This is a comparative demo of Python database APIs. Currently there are parallel demos of SQLAlchemy, a front end to several databases (MySQL, PostgreSQL, SQLite, MS-SQL, Oracle, etc), and the object database Durus. Each demo creates a table of characters from the Flintstones, makes queries, and modifies data in the same way. Here's the output and the databases created:
To run the demos you'll need these files:
You'll also need SQLAlchemy 0.4.0beta3 or newer (not 0.3), SQLite 3 and pysqlite, Durus, and Python. The programs create the database in the current working directory. You can use a different database engine by changing the DSN constant at the top of demo_sqlalchemy.py.
Make sure the current directory is in your Python path (e.g., PYTHONPATH=.) so that the top-level programs can find the common.py module.

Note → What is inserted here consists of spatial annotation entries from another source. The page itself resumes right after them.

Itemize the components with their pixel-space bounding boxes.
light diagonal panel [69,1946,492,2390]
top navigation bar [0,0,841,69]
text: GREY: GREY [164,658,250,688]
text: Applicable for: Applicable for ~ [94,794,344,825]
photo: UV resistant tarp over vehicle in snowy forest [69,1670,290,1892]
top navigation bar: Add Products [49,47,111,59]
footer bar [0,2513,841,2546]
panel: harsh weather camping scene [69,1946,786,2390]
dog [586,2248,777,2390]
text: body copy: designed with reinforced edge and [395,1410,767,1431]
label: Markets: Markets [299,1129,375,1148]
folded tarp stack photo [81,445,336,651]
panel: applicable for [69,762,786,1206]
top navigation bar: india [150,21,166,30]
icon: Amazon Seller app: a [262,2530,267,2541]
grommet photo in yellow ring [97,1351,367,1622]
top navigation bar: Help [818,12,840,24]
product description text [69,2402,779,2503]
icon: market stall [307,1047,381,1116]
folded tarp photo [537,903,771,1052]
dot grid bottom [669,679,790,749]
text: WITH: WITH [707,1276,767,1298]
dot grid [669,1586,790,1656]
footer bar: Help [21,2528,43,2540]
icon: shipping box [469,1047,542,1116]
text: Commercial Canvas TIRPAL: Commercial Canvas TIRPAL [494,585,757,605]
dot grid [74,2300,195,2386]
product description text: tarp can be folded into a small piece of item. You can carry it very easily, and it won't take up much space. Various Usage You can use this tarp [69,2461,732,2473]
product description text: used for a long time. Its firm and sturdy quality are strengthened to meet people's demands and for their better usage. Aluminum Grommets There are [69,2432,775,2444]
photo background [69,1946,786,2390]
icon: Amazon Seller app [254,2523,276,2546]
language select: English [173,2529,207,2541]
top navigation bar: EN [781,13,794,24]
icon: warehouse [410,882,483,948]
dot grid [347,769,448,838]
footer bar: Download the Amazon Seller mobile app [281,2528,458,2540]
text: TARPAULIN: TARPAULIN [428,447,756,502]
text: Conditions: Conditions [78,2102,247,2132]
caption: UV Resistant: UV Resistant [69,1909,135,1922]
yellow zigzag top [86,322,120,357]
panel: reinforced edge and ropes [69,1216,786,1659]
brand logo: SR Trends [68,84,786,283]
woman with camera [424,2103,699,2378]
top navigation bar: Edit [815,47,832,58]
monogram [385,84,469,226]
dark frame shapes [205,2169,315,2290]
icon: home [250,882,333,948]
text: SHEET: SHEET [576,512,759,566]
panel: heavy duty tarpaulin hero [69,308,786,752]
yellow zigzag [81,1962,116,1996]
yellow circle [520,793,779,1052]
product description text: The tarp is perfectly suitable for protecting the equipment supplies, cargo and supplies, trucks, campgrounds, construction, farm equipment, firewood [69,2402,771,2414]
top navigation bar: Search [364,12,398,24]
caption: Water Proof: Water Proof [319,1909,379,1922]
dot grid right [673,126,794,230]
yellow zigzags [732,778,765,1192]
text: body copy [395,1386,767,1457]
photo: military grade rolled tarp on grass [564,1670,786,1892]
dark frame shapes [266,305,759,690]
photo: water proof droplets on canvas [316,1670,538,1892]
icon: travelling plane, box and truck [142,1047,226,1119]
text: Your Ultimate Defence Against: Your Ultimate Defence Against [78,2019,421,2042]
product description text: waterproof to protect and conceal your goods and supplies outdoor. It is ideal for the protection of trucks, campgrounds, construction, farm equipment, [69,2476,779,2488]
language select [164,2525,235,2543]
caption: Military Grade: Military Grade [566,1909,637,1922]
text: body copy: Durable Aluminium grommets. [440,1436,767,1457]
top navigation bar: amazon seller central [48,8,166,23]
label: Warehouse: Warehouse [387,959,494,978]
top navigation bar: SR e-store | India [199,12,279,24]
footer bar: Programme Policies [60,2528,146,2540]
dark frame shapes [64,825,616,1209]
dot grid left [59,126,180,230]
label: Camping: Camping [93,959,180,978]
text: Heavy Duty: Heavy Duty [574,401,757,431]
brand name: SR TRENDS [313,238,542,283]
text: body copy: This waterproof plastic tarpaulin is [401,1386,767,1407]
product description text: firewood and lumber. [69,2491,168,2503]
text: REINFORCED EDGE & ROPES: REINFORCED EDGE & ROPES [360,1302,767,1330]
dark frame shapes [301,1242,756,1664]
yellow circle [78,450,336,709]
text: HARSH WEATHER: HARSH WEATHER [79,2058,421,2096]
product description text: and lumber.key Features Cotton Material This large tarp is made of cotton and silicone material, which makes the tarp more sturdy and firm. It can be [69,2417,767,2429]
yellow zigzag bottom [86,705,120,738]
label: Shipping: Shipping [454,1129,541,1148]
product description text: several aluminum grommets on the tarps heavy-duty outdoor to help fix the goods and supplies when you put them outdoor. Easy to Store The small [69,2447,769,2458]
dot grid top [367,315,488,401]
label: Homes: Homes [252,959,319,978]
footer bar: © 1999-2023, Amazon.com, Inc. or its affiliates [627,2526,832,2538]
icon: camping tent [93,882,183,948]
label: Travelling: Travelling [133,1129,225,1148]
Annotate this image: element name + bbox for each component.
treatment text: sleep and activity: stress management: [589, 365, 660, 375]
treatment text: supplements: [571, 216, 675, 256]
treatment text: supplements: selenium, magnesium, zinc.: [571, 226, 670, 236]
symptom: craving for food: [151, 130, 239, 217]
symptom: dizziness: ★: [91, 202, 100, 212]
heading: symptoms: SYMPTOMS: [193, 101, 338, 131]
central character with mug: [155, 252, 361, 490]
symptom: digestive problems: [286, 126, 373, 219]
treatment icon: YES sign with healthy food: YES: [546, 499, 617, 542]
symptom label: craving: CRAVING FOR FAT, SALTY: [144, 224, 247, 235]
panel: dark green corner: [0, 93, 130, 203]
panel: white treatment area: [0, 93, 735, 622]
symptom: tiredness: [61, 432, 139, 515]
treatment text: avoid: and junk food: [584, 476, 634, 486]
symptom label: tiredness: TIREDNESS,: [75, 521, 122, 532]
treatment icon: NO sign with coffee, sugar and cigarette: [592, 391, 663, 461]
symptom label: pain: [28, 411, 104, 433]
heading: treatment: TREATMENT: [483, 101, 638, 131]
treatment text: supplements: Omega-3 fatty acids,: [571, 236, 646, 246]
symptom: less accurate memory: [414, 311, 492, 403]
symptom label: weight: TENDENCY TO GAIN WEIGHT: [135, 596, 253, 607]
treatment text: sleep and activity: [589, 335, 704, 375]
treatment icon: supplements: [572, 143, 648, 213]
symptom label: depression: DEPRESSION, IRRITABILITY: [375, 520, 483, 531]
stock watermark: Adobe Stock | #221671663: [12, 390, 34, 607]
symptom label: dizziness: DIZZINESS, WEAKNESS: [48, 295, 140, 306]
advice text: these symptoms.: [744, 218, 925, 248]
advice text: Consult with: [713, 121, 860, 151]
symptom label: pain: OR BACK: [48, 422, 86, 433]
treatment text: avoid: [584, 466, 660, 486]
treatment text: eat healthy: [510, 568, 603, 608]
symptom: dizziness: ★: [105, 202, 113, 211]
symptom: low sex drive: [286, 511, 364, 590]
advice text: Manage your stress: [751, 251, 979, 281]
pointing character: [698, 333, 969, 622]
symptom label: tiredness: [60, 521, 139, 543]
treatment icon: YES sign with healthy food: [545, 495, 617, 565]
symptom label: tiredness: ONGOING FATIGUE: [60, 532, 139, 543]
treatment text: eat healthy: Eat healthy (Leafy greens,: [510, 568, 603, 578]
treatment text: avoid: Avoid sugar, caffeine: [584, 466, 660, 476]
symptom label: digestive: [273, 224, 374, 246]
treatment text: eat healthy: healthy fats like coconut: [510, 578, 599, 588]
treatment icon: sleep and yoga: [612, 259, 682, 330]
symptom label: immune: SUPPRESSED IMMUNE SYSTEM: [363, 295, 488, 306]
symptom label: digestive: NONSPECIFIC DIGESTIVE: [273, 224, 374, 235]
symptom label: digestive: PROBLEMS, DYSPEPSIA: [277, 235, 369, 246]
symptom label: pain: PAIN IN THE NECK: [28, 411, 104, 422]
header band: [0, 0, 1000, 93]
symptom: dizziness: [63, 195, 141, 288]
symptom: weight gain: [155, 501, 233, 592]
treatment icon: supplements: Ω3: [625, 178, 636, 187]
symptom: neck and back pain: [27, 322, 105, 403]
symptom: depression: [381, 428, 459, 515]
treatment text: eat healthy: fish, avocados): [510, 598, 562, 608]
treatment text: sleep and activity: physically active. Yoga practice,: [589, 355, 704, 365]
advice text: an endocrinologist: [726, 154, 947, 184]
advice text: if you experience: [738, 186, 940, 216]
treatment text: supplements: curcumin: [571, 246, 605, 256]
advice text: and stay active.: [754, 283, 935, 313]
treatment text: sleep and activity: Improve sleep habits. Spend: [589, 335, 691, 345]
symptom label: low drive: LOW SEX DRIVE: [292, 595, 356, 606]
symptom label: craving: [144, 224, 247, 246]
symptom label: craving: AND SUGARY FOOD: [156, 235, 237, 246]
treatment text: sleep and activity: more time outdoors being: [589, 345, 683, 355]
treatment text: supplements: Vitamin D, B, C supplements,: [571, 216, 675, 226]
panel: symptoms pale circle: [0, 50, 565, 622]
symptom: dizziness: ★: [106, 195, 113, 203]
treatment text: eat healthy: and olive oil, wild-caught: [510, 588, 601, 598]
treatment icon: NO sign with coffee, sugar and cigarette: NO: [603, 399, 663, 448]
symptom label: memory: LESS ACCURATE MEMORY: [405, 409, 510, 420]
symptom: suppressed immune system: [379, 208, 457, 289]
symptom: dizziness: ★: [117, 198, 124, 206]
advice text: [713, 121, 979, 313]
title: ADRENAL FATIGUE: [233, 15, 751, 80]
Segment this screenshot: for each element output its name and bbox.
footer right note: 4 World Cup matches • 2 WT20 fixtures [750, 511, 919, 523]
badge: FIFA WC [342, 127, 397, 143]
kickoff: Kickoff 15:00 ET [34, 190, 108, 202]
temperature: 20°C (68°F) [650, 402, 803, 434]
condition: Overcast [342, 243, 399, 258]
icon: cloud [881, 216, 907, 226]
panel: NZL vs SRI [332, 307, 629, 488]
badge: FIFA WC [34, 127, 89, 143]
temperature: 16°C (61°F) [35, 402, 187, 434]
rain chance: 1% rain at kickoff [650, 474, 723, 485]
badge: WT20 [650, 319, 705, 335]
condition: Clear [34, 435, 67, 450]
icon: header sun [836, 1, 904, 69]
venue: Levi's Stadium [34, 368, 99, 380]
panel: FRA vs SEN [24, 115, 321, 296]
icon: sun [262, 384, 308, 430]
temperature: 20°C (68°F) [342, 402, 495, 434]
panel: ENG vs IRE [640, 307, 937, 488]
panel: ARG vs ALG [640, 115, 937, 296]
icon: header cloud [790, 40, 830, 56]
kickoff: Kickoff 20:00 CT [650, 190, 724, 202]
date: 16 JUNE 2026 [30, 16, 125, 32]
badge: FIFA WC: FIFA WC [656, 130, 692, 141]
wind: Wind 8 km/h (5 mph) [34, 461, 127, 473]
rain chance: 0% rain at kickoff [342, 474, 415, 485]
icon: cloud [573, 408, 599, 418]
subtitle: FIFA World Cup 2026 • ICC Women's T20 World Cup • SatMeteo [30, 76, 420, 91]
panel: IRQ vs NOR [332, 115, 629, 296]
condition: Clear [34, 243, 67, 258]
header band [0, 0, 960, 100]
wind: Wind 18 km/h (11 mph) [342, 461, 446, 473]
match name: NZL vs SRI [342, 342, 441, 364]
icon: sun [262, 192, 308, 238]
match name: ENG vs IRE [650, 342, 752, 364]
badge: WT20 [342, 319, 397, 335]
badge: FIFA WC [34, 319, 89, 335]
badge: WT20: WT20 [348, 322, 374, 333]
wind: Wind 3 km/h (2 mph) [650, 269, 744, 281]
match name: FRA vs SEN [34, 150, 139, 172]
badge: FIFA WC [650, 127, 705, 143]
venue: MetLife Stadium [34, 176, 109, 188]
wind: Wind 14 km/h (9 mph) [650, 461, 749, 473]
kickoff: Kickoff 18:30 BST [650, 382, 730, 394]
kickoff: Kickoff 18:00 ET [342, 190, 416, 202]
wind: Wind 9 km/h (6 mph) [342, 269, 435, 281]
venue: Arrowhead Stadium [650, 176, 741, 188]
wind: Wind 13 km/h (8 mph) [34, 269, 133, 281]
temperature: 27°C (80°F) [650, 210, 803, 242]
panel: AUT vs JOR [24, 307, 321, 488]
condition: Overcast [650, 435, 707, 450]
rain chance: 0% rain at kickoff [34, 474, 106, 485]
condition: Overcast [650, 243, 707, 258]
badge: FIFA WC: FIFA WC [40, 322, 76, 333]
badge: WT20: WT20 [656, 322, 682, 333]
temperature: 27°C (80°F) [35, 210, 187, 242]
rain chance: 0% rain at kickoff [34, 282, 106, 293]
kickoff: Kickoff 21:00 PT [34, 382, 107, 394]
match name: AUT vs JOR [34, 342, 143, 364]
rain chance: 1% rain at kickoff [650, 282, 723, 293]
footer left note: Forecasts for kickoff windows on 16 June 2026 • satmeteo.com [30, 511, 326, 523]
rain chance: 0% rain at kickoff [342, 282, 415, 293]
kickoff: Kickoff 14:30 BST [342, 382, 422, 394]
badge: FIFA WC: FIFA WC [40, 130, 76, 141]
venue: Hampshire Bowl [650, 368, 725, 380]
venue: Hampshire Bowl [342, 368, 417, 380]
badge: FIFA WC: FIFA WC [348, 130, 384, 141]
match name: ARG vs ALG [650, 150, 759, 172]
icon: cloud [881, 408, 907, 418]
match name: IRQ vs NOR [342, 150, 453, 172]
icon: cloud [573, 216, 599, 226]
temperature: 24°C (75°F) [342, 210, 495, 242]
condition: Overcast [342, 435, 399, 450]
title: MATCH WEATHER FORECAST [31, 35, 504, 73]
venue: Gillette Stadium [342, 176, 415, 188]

Durus is an object database, meaning it has a root object that can recursively contain other objects. Durus's root object mimics a Python dictionary which can contain any pickleable objects. You access the database as an ordinary Python data structure, and Durus takes care of loading the parts into memory as they're needed. By default the entire database is saved as a single "part" (a single pickle), but you can use subclasses of Persistent to fine tune this. Any "persistent" object is stored as a separate pickle and loaded individually, saving memory and processing time if you access a small part of a large collection. Durus provides PersistentDict and PersistentList classes which mimic Python dics and lists. There's also a BTree class which acts like a dict but stores the values in groups of 16.
Note: Some database systems use the term "nonpersistent" to refer to a temporary attribute that is not saved to the database. Durus does not have this concept. "Persistent" in Durus refers to how something is saved, not whether it is saved. However, a class can use Python's pickle protocol to prevent certain attributes from being saved.
The demo uses a PersistentDict of PFlintstone instances to represent a table. PFlintstone subclasses Persistent. You can also use a dict of dicts (or their persistent varieties) to avoid depending on classes that aren't built into Python or Durus. If your table has no meaningful primary key (e.g., log messages), you can use a list of instances or a list of dicts instead.
The Zope Object Database (ZODB) is similar to Durus.
SQLAlchemy can access relational databases in three ways: via raw SQL strings, SQL statements built from Python methods, or the object-relational mapper (ORM). The demo uses the latter two. The ORM tries to mimic an object database by implicitly coverting instances of a user-specified class into table records and vice-versa. However, you have to configure the tables and relations yourself, along with things called "metadata" and "session" objects, and call several other methods, often with table-column arguments. This makes SQL database usage significantly more verbose than object databases, even with the ORM.
On the other hand, you can often pack an entire aggregate query or bulk update into a single SQL query (method call), which would require a loop and counter variables in Durus. SQL database have been heavily optimized for aggregate queries, relation queries, and bulk updates, and some use less memory than object databases. And SQL databases can be accessed from other programming languages and off-the-shelf tools.
In an object database, you can embed a collection in an attribute; e.g., a person has several addresses, implemented as a list of address objects on the .addresses attribute. In a relational database this must be implemented as a separate address table with a foreign key back to the person. But the ORM can make it look like an .addresses attribute with a list if you set up the relation.
SQLAlchemy has a PickleType which can transparently serialize a Python object into a database value even without the ORM. This can be used to store a web framework's session object, for instance, which may have a structure unknown to the writer of the database model, or even a different structure in each record. This could be used to embed a list of objects in one table record (such as a list of addresses), thus avoiding a second table and a relationship. The tradeoff is the database engine can't see inside the pickles, so you can't query their subcomponents in an optimized SQL query.